History - Were rights won through violence or reasoning?

Did Britons win their rights through violence or reasoning? Examine these snap shots from British history and decide how people gained political freedom.

Magna Carta

  • A worksheet with an excellent cartoon showing why the barons were angry. Engaging questions which begin to get students thinking about the fact that if King John only gave rights to “free” people, then who was not free in medieval England?

Peasants Revolt

  • Beautifully presented PowerPoint, including lesson plan and worksheet on interpretations. Students examine chronicles in order to discover whether the rebels of 1381 were heroes or villains.

Execution of Charles I

  • A detailed resource which covers source interpretation through a range of differentiated activities such as questioning how popular the trial and execution of Charles I were. Activities include instructions for team role-plays and literacy work through the creation of newspaper reports It also has self and peer evaluation and levelled success criteria. An excellent collection.

Interpretations of Cromwell

  • An excellent resource in which students interrogate sources in order to examine whether Cromwell was a hero or a villain. Highlights include an enjoyable starter using royal seals and a popularity graph.

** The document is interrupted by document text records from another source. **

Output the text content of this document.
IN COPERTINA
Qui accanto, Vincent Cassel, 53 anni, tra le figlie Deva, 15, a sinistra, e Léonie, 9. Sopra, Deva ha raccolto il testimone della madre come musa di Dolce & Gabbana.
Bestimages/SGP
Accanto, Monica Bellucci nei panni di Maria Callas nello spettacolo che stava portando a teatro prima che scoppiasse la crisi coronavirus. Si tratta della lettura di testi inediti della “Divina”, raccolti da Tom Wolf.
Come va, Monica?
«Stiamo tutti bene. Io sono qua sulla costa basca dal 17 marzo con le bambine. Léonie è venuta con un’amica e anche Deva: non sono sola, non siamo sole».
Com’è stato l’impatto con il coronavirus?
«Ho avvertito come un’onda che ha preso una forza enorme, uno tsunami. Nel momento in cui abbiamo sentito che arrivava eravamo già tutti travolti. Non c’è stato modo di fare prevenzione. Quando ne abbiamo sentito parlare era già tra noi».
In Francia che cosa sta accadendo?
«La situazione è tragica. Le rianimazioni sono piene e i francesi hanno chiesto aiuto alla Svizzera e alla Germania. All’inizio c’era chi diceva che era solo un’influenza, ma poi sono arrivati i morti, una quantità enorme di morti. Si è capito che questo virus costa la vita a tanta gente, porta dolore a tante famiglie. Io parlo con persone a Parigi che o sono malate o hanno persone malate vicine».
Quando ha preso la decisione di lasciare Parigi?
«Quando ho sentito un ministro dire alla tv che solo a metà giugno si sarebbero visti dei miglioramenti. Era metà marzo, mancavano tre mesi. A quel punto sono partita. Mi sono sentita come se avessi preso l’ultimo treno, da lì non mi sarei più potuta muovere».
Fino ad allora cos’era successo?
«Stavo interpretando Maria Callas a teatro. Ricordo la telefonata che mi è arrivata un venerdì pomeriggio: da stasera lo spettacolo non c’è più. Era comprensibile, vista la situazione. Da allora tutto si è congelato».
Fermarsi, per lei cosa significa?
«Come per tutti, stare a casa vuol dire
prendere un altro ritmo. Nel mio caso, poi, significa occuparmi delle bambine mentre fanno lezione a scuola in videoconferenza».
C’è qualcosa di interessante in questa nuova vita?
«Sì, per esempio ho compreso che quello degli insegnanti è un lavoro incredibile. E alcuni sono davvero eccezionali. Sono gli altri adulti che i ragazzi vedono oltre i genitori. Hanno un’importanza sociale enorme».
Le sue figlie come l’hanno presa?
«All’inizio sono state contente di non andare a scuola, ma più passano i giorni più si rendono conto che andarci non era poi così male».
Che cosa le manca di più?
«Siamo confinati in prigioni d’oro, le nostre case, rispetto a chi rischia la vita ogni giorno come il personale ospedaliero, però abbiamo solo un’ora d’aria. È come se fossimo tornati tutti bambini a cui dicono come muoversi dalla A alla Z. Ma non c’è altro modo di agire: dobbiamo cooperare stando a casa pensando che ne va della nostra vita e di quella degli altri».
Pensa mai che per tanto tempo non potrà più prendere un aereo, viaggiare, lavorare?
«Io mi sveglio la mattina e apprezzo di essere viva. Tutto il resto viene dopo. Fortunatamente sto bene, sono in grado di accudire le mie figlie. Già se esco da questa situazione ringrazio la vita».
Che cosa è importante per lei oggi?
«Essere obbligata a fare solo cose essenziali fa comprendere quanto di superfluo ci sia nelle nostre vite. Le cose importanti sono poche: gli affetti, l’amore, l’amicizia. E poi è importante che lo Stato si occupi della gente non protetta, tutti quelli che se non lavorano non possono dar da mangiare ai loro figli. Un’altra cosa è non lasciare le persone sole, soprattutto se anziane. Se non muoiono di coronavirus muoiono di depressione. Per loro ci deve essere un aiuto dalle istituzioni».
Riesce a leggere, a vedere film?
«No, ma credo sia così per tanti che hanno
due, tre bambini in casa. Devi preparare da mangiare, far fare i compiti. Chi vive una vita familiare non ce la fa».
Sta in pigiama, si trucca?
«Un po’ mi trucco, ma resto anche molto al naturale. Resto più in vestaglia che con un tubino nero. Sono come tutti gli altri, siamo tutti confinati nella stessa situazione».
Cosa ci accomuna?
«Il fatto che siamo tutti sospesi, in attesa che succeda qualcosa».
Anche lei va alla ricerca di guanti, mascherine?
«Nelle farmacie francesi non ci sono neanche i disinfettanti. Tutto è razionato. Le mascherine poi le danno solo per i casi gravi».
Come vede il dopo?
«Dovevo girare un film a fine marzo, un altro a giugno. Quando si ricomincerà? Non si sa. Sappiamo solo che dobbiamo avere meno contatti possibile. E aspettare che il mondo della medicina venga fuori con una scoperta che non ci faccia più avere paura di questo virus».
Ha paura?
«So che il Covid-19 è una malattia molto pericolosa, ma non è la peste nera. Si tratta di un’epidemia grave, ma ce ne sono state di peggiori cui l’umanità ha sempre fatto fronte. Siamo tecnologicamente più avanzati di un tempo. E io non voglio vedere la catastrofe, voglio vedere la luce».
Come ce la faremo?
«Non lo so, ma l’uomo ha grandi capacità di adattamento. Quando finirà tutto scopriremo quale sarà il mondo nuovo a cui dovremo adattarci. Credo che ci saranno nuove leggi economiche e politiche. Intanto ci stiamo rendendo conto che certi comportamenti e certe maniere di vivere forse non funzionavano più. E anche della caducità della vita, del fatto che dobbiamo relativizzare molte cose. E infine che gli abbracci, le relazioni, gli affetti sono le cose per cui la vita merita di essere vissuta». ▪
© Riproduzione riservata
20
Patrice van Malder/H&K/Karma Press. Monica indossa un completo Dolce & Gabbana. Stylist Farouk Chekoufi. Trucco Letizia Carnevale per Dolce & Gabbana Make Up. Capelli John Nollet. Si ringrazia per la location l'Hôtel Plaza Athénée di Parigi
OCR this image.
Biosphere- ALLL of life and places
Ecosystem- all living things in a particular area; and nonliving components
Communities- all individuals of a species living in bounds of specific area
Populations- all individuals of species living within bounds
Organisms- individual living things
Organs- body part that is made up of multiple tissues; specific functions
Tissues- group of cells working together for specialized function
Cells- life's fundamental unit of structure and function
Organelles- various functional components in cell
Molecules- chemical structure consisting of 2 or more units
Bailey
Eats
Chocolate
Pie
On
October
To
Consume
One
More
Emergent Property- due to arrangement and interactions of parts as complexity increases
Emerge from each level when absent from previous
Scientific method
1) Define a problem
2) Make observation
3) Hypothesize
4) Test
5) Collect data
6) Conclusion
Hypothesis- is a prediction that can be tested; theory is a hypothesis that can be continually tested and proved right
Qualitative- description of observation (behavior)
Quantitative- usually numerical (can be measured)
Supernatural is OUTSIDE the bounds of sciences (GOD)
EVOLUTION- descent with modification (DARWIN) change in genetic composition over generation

Democracy Through History Lesson Resource Pack

  • These activities uses sources from Parliament’s archives to examine events through history that link to democracy and democratic action. Students can explore these ideas and relate them to their own lives. Suitable for a variety of subjects.

The Levellers

  • Students read the agreements of the people and attempt to write their own. Develops links with citizenship through discussion. Some prior knowledge required.

The Chartists

  • Students get to examine the people’s charter and then write their own speech. This resource includes peer assessment and extension activities.

Luddites and Swing Riots

  • An excellent source investigation including success criteria. Gets KS3 students working on GCSE style skills, such as inference, then allows them to make a judgement on whether people deserved to be treated so harshly by the government.

Democracy in the 1800s

  • Examining images using inference skills to decide whether voting rights were fair or not in the 1800s.

Rotten Boroughs

  • A range of interactive activities to help students answer the big question of fairness surrounding voting rights in the 1800s.

The Peterloo Massacre

  • Lovely starter using the famous artwork as a memory aid. Challenging source interpretation with basic information and guidance given.

Suffragettes

  • Very detailed series of lessons and student activity book from which you can get a whole wealth of ideas. Has a lot of links to current events which keeps it relevant.

2011 Riots

  • A varied collection of articles about the riots to prepare work for exploring the riots and related issues and emotions, including grief, alienation, fear and anger. Opportunity to learn about, think, discuss and reflect in a supportive environment. Includes articles from a range of sources to show the different ‘spin’ journalists can give a story.

Abolition of Slavery

  • A great summary of the key individuals involved in the abolition of the slave trade. Can be used for a role play activity or class debate.